From the President: Change Happens
Gail M. Ross
I recently read a thoroughly enjoyable and very enlightening book called Who Moved My Cheese? by Spencer Johnson, M.D. Since there seems to be less time in my life these days to sit down with a good book, when I read for pleasure I generally prefer fiction. However, I had seen this book on nonfiction best-seller lists, and heard lots of buzz about it, so I picked it up in an airport bookstore while waiting for a delayed flight.
Ninety-four pages later (pretty jumbo print), and in less time than it took for my flight to arrive (one hour), I realized this book had a profound impact on me. It's a very simple story about two mice (Sniff and Scurry) and two "Littlepeople" (Hem and Haw) searching for cheese (happiness and success) in a maze (life). Via this story, Dr. Johnson presents a metaphor on life and how different people deal with change.
Aside from thinking about the changes that are going on in my personal life (hitting the big "5-0" last year, setting goals for eventual retirement with my husband, dealing with an ill parent), the book got me to think about the changes that are occurring in our profession and how the CAS is responding. Some of the book's tenets (presented as handwriting on the wall of the maze) jumped out at me.
"Smell the cheese often so you know when it's getting old."
It is important for the CAS to continually assess its position as the preeminent organization for educating casualty actuaries. On an ongoing basis, we must keep reevaluating our practices and our strategic direction to assure that we don't become complacent in our activities.
"Movement in a new direction helps you find new cheese."
Our profession began in 1914, as a workers compensation statistical organization with 97 charter members. From there we moved in new directions as ratemaking and reserving specialists in all property/casualty lines of business and by our golden anniversary our ranks grew to 397 members. Almost forty years later, with 3,710 members, we are now finding new areas of opportunity for the casualty actuary in financial and enterprise risk management roles. Finally, we have developed an international strategy that will allow us to serve our existing and future members in both developed and emerging nations around the world. By broadening our scope of practice and geographical focus, we will be successful in finding new opportunities for ourselves and the next generation of actuaries.
"Old beliefs do not lead you to new cheese."
One of the large issues the CAS is facing this year is the concept of mutual recognition. In November, the board agreed that it would be beneficial for the CAS to pursue mutual recognition agreements with a limited number of actuarial associations that have specialty exam tracks in general (i.e., property/casualty) insurance. I, together with the board, believe that mutual recognition, with the proper controls in place, will lead to new opportunities for the CAS and its members as we pursue our international strategy. I hope that the voting CAS members will vote in favor of a change in our constitution (our old beliefs) to allow us to capitalize on the opportunities (the new cheese).
How Does CAS "Sniff the Cheese Often?" (or What Are We Doing Right?)
As an organization, we're doing many things to stay on the right track, sniffing out change and adapting to situations as they arise.

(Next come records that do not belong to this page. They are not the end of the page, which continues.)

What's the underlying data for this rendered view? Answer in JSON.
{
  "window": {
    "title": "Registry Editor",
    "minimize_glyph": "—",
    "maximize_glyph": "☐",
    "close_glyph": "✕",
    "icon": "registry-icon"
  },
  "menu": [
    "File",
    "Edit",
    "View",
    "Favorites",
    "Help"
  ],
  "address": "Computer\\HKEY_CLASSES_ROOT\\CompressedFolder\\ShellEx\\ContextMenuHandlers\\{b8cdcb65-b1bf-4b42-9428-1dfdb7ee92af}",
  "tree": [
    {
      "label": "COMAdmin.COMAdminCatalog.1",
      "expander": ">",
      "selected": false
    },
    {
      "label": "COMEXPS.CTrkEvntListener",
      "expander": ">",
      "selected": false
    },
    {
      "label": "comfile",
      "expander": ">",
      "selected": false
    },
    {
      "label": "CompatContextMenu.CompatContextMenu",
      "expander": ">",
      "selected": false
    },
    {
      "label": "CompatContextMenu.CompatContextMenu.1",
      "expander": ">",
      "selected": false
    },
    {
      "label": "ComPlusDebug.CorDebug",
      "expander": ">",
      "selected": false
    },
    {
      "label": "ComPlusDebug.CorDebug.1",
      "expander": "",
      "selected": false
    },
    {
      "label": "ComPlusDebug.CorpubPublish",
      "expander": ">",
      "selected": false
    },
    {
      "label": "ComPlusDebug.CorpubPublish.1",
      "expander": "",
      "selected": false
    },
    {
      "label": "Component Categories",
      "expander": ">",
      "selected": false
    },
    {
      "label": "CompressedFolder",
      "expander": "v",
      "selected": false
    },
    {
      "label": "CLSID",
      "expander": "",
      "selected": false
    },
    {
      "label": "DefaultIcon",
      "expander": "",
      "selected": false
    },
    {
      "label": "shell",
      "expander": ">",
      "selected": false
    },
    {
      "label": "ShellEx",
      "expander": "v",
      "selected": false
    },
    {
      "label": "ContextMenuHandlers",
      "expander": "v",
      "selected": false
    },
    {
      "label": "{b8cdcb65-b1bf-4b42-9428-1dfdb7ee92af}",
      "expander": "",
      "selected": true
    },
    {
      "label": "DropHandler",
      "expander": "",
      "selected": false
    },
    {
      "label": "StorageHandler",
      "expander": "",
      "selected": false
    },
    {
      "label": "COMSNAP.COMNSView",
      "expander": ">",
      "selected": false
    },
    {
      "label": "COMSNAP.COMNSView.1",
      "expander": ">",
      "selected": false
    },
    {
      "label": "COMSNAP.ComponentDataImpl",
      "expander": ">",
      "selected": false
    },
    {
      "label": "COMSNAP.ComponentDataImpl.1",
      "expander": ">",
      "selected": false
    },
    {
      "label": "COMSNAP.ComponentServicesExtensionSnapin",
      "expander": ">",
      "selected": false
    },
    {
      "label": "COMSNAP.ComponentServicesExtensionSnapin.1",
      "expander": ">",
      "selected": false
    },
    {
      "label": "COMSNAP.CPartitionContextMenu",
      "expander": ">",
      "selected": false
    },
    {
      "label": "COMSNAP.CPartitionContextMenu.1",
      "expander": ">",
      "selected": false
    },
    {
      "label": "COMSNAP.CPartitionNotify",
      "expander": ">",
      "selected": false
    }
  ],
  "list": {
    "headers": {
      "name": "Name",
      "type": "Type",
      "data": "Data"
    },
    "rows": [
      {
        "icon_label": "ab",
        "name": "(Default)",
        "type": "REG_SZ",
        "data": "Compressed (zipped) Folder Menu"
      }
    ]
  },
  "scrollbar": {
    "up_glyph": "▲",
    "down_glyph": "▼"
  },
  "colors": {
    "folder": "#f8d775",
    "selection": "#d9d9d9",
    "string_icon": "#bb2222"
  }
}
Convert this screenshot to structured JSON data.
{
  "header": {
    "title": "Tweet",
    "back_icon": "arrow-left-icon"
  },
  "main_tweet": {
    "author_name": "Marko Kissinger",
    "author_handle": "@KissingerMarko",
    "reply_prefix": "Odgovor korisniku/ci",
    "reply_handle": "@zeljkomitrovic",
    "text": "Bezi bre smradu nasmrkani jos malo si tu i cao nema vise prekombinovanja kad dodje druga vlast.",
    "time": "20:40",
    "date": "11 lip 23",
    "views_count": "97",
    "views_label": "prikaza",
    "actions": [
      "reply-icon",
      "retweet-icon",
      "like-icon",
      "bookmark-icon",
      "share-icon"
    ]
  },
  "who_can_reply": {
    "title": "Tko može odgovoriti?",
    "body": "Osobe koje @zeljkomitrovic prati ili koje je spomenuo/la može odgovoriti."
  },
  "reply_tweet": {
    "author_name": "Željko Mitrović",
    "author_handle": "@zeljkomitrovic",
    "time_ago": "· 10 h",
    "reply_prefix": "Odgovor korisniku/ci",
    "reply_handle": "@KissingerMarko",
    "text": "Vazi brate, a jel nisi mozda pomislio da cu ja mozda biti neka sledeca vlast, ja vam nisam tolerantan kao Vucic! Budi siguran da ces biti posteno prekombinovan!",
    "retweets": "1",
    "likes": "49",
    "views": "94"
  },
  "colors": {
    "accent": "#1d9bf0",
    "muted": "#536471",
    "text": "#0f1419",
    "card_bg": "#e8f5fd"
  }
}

- Every five years we conduct a survey of our membership to monitor what our members want and need and what our organization must do to succeed. A request from the 1998 membership survey asked for all CAS publications and papers to be available online. We listened as an organization and we made it happen.
- The CAS Web Site is another example of how our organization has sniffed out change and adapted. We left behind our old electronic bulletin board system and established our Web site—one that is the envy of our peer organizations. CAS continuously updates the site, thus improving our service and the information available to members.
- Since educating casualty actuaries is one of our core purposes, we continually review and monitor the education and examination process through our Syllabus Committee, our Examination Committee, and our specially appointed education task forces. In addition, we have sought outside assistance from the Chauncey Group to work with the Syllabus Committee to develop appropriate learning objectives and to train the Examination Committee to write appropriate questions based on those learning objects.
- The Future Education Task Force is looking at the whole admission process to determine what should be included in basic education (that is, the material that all actuaries need to know and that should be tested) vs. continuing education.
How Has the CAS "Hemmed and Hawed?" (or What Opportunities Have We Missed?)
At times, there have been situations presented to which we have been unable or slow to respond, thereby resulting in missed opportunities. For example, in 1999, we chose not to participate in the formation of an actuarial office in China with other actuarial organizations (SOA, Faculty/Institute of Actuaries, and Institute of Actuaries of Australia). At the time we were unable (or not ready) to envision the value of expanding our global influence, especially in an emerging nation like China. Now, through the efforts of our Asia Regional Committee (chaired by our former president, Bob Conger) we are making inroads in China and the Far East and have asked our sister organizations if we can participate in the Hong Kong actuarial office. However, our hemming and hawing has certainly put us behind our peers in developing actuarial opportunities for casualty actuaries in that developing region.
If you haven't done so already, I would encourage you to read this book and give some thought to how you respond to change within your own personal world and as a member (or future member) of the CAS. Finally, be mindful of one other bit of handwriting on the wall:
"If you do not change, you can become extinct."